This post was originally published at Novelicious.com and is now at WritingTipsOasis.com. WritingTipsOasis.com acquired Novelicious.com in June 2022.
There are some dishes you come across quite regularly when you search for food references in the world of fiction. (As I patently do.) When I was researching Five Books for Food Lovers last week, I found a pudding that appeared more than once. Bread and Butter Pudding, in fact. Now some of you, right now, are gagging at the thought. This pudding certainly divides the nation. But for others I'm sure it conjures up family meals, warmth, cosy winter evenings…or maybe that's just me. I would eat mine with my parents and sister as a child, a pile of sultanas at the side of my plate, carefully picked put of the bready custard so as not to lose any of the important bits.
Bread and butter pudding was mentioned in three out of the five books listed last week. Sally by Freya North, Bookends by Jane Green and chocolate bread pudding was mentioned in Jennifer Weiner Good In Bed. Going through my extensive research (i.e an excel spreadsheet), I also see Jane Green has used bread and butter pudding again in Babyville. Therefore I thought it only fair that this week, the pudding gets a post of its very own.

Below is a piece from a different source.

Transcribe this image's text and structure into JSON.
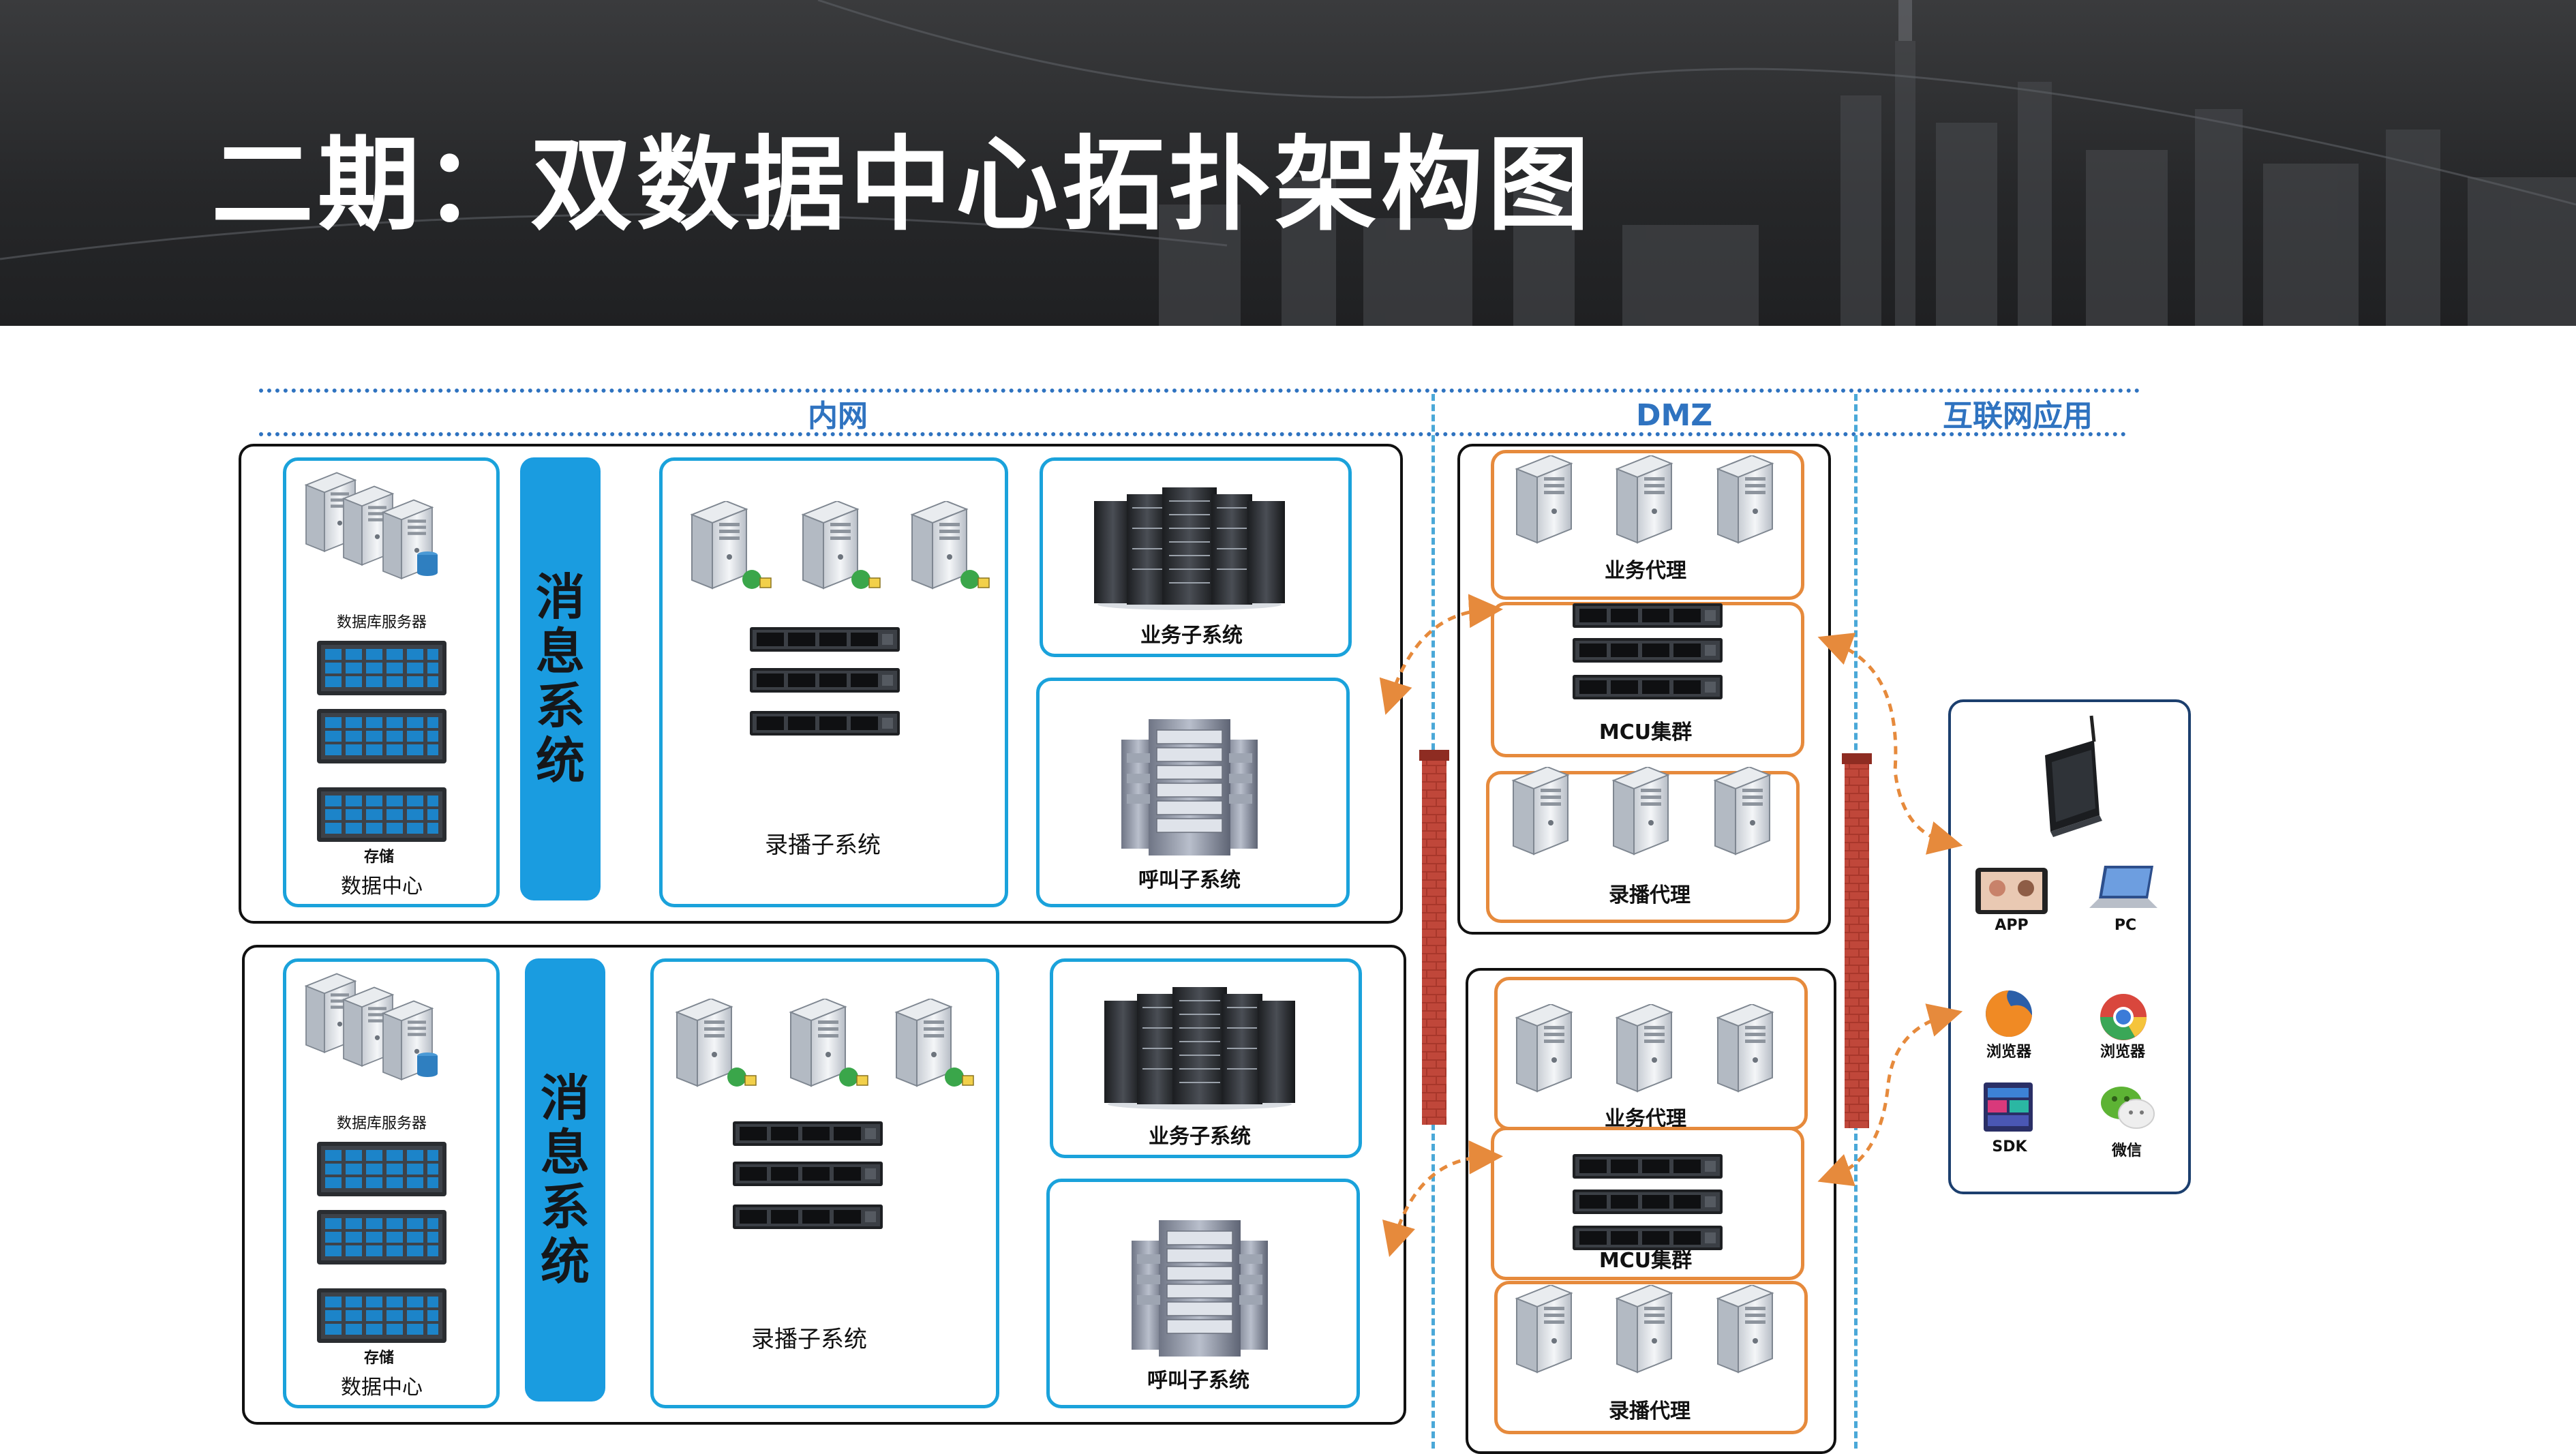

In Bookends and Sally the pudding is used, not unlike my own circumstances, to add depth and feeling to family time.
Sally has prepared a breathtaking bread and butter pudding for herself and her Aunt Celia. Celia is sister in law to Sally's late father and the person she admires most in the world. The bond between the two of them is unbreakable and Sally is much closer to her Aunt Celia than her own mother. For Sally, Aunt Celia is her family and the person she chooses to go to when struggling with personal issues. They have many cosy meals together and the bread and butter pudding comes after grilled trout smothered in butter and almonds.
Then we have the bread and butter pudding in Bookends, made this time by Lucy. Cath and best friend, Si, often go over to Lucy and Josh's house. For Cath, these three people are her family. Three of them have been friends since university and they have been together through thick and thin. Lucy often cooks for them and her food is always proper, wholesome, scrummy, delicious food.
The brilliant thing about bread and butter pudding is that it is so adaptable. In Good in Bed by Jennifer Weiner it is adapted into a chocolate bread pudding. You can add orange peel, leave out the sultanas if you don't like (like me) or use different types of bread like brioche or hot cross buns.
My pudding (pictured) was based on the BBC Good Food recipe Hot Cross Bread and Lemon Pudding.